The Israeli embassy in Ireland called the bill "immoral" and stated that "Closing doors will not in any way facilitate Ireland's role and influence."[25] Defence minister Avigdor Lieberman proposed shuttering Israel's embassy in Dublin.[26] Benjamin Netanyahu, the Prime Minister of Israel, stated that the bill is "utterly contrary to the principles of free trade and justice". Isaac Herzog wrote to Coveney, stating that the legislation "sets a dangerous precedent which is detrimental to the relations between our countries and to the chances of resolving the Israel Palestinian conflict by a negotiated compromise". He warned that the boycott might extend into Israel's 1948 borders, as most Irish people are not familiar with the intricacies of the Israeli-Palestinian conflict.[27]

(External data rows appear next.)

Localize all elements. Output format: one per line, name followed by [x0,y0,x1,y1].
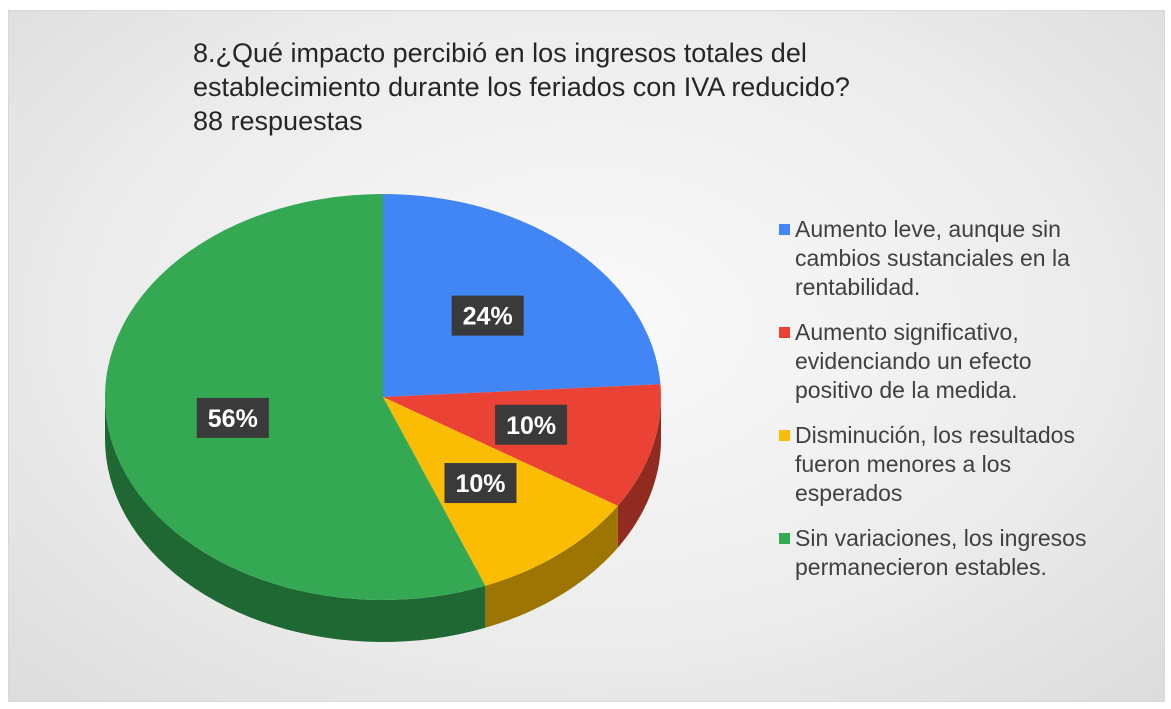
legend-label: Sin variaciones, los ingresos permanecie… [795,525,1087,580]
legend-label: Disminución, los resultados fueron menor… [795,422,1075,506]
value-label: 10% [506,412,556,440]
legend-swatch [779,224,790,235]
legend-label: Aumento leve, aunque sin cambios sustanc… [795,216,1070,300]
value-label-box [495,404,568,445]
value-label-box [444,463,517,504]
value-label: 56% [208,405,258,433]
value-label: 10% [455,470,505,498]
slice [383,384,661,506]
slice-side [617,397,661,548]
legend-entry: Sin variaciones, los ingresos permanecie… [775,524,1105,582]
slice-side [105,397,486,642]
chart-title: 8.¿Qué impacto percibió en los ingresos … [193,38,850,102]
legend: Aumento leve, aunque sin cambios sustanc… [775,215,1170,598]
legend-entry: Aumento significativo, evidenciando un e… [775,318,1105,405]
legend-label: Aumento significativo, evidenciando un e… [795,319,1032,403]
slice [383,194,661,397]
legend-entry: Disminución, los resultados fueron menor… [775,421,1105,508]
value-label: 24% [463,303,513,331]
legend-swatch [779,533,790,544]
legend-entry: Aumento leve, aunque sin cambios sustanc… [775,215,1105,302]
legend-swatch [779,327,790,338]
chart-subtitle: 88 respuestas [193,106,363,136]
slice [105,194,486,600]
legend-swatch [779,430,790,441]
value-label-box [451,295,524,336]
value-label-box [196,397,269,438]
slice-side [485,505,618,628]
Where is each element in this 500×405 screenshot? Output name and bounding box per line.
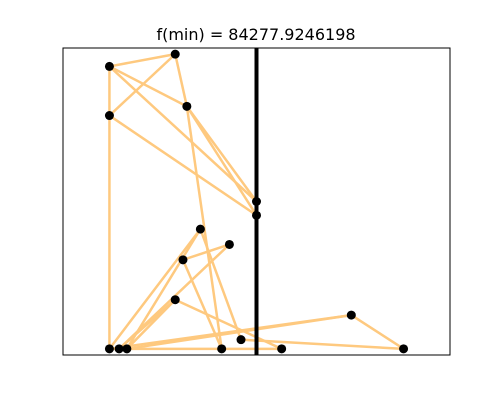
nodes-layer bbox=[104, 49, 409, 354]
edge-12-16 bbox=[125, 313, 353, 351]
edge-6-10 bbox=[108, 227, 202, 351]
data-point-2 bbox=[182, 101, 192, 111]
data-point-10 bbox=[104, 344, 114, 354]
edge-1-2 bbox=[173, 52, 189, 108]
data-point-6 bbox=[195, 224, 205, 234]
data-point-17 bbox=[399, 344, 409, 354]
data-point-3 bbox=[104, 111, 114, 121]
edge-3-5 bbox=[108, 114, 258, 217]
data-point-12 bbox=[122, 344, 132, 354]
data-point-5 bbox=[252, 210, 261, 220]
data-point-1 bbox=[170, 49, 180, 59]
data-point-14 bbox=[236, 335, 246, 345]
edge-0-2 bbox=[108, 65, 189, 108]
data-point-7 bbox=[224, 239, 234, 249]
edge-2-5 bbox=[185, 105, 258, 217]
data-point-15 bbox=[277, 344, 287, 354]
data-point-8 bbox=[178, 255, 188, 265]
edge-14-17 bbox=[239, 338, 405, 351]
data-point-0 bbox=[104, 61, 114, 71]
edge-7-8 bbox=[181, 243, 231, 262]
data-point-16 bbox=[346, 310, 356, 320]
data-point-11 bbox=[114, 344, 124, 354]
edge-16-17 bbox=[350, 313, 405, 351]
data-point-9 bbox=[170, 295, 180, 305]
plot-frame bbox=[62, 47, 451, 356]
edge-0-1 bbox=[108, 52, 177, 68]
chart-title: f(min) = 84277.9246198 bbox=[156, 25, 355, 44]
data-point-13 bbox=[217, 344, 227, 354]
edge-12-9 bbox=[125, 298, 177, 351]
data-point-4 bbox=[252, 197, 261, 206]
edge-3-1 bbox=[108, 52, 177, 117]
edge-6-14 bbox=[199, 227, 243, 341]
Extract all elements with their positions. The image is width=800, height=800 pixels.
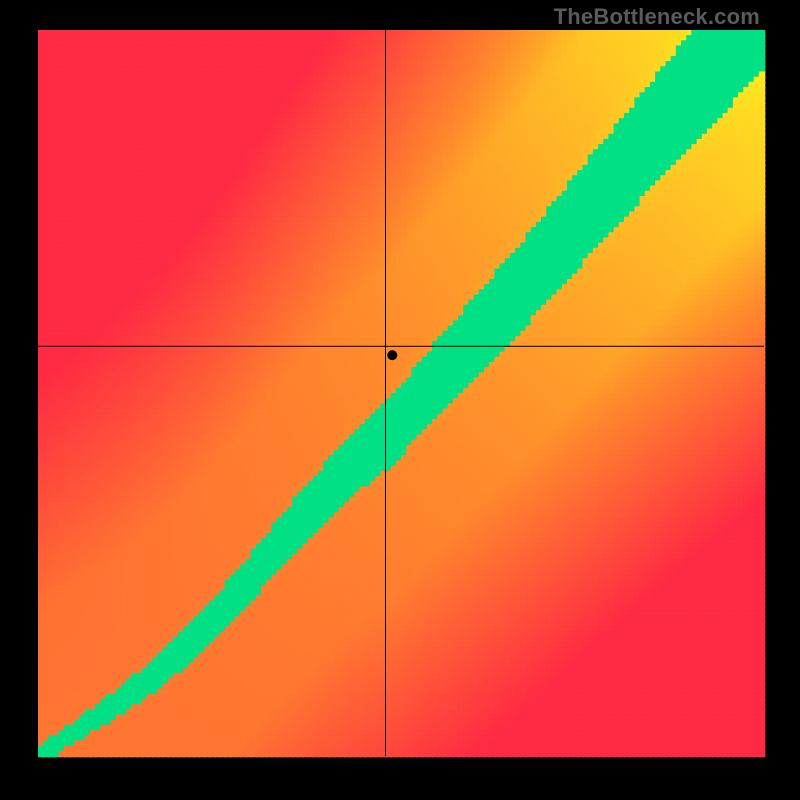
watermark-text: TheBottleneck.com xyxy=(554,4,760,30)
chart-container: TheBottleneck.com xyxy=(0,0,800,800)
bottleneck-heatmap xyxy=(0,0,800,800)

It has been characterized as "BDS bill" in Jewish and Israeli media.[22] [28] An editorial in The Jerusalem Post criticized the omission of other territories considered occupied under international law in the debate over the bill, such as Turkish Cyprus, Western Sahara, and the Crimea. According to Trocaire the legislation would apply to territories where there is a clear international legal consensus on the status of the occupation. Currently only the occupied Palestinian territories have been confirmed as occupied by the International Court of Justice but it allows for other territories to be included so long as there is consensus between the Minister for Foreign Affairs & Trade and both houses of the Oireachtas.[29]